Judges Need Educating Too!

No matter how smart they are, judges have to learn the law somewhere (and at the risk of looking like I’m sucking up, I continue to marvel at how judges can retain so much knowledge about so many different areas of the law).

Like any other lawyers, judges need to brush up on their family law skills – many come from civil or criminal law backgrounds, and have no experience in family law experience before being appointed to the bench. And they need a crash course in Colorado domestic relations law to preside over cases with confidence. And even the experienced family law judges need to keep current with the changes in the law.

One memory I will never forget was from a statewide Family Law Institute back in about 2003 or so. Newly-appointed Judge David Miller was there to find out what family law was all about, and he was hanging out at the back of the large auditorium with sandals, a goofy hat, and Hawaiian shirt, having a grand old time.

The bench itself puts on judges’ courses, but even they are not enough. That’s where the bar steps in. The American Academy of Matrimonial Lawyers (AAML) is a prestigious national organization of family law attorneys. I’ve taught at a couple of their presentations, but never actually joined (I keep meaning to apply, but the application form is so long, and time is tight. And they have a test!)

2019 AAML Family Law Judicial Training

On August 23, 2019, the AAML hosted a half-day CLE for district court judges from El Paso and Pueblo counties, with several statewide experts presenting on a variety of topics. I was asked to present on drafting military retirement orders.

As discussed in the Military Divorce Guide, federal law has some pretty strict requirements what needs to be included in an order for the division of military retirement. And rather than kicking the can down the road for another day, it’s easier to just draft the order properly to begin with.

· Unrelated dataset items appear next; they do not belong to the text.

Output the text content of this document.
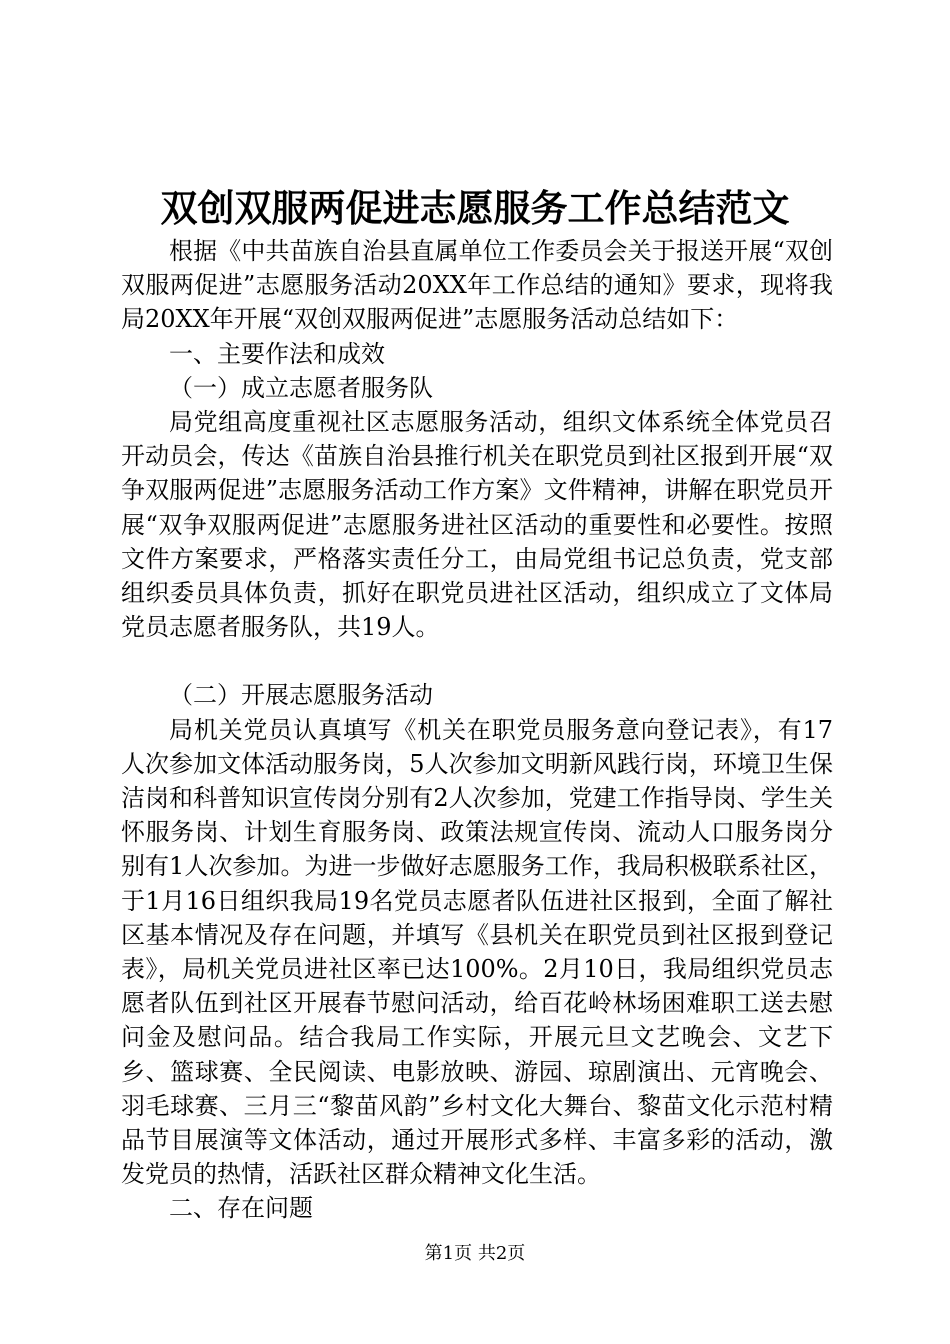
双创双服两促进志愿服务工作总结范文

根据《中共苗族自治县直属单位工作委员会关于报送开展“双创双服两促进”志愿服务活动20XX年工作总结的通知》要求，现将我局20XX年开展“双创双服两促进”志愿服务活动总结如下：

一、主要作法和成效

（一）成立志愿者服务队

局党组高度重视社区志愿服务活动，组织文体系统全体党员召开动员会，传达《苗族自治县推行机关在职党员到社区报到开展“双争双服两促进”志愿服务活动工作方案》文件精神，讲解在职党员开展“双争双服两促进”志愿服务进社区活动的重要性和必要性。按照文件方案要求，严格落实责任分工，由局党组书记总负责，党支部组织委员具体负责，抓好在职党员进社区活动，组织成立了文体局党员志愿者服务队，共19人。

（二）开展志愿服务活动

局机关党员认真填写《机关在职党员服务意向登记表》，有17人次参加文体活动服务岗，5人次参加文明新风践行岗，环境卫生保洁岗和科普知识宣传岗分别有2人次参加，党建工作指导岗、学生关怀服务岗、计划生育服务岗、政策法规宣传岗、流动人口服务岗分别有1人次参加。为进一步做好志愿服务工作，我局积极联系社区，于1月16日组织我局19名党员志愿者队伍进社区报到，全面了解社区基本情况及存在问题，并填写《县机关在职党员到社区报到登记表》，局机关党员进社区率已达100%。2月10日，我局组织党员志愿者队伍到社区开展春节慰问活动，给百花岭林场困难职工送去慰问金及慰问品。结合我局工作实际，开展元旦文艺晚会、文艺下乡、篮球赛、全民阅读、电影放映、游园、琼剧演出、元宵晚会、羽毛球赛、三月三“黎苗风韵”乡村文化大舞台、黎苗文化示范村精品节目展演等文体活动，通过开展形式多样、丰富多彩的活动，激发党员的热情，活跃社区群众精神文化生活。

二、存在问题

第1页 共2页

Most of the time, courts rely upon the attorneys involved to submit proposed orders that meet with DFAS requirements. However, sometimes that’s not an option, either because the lawyers themselves do not really know how to draft such an order, or because the spouses are both pro se, i.e. getting the divorce without a lawyer, and do not know how the retirement is to be divided.

That’s where this CLE comes in. My presentation was on Military Retirement Orders for Judges (click for the outline), and contained the basic law the court needed to know, as well as sample language to include in an order.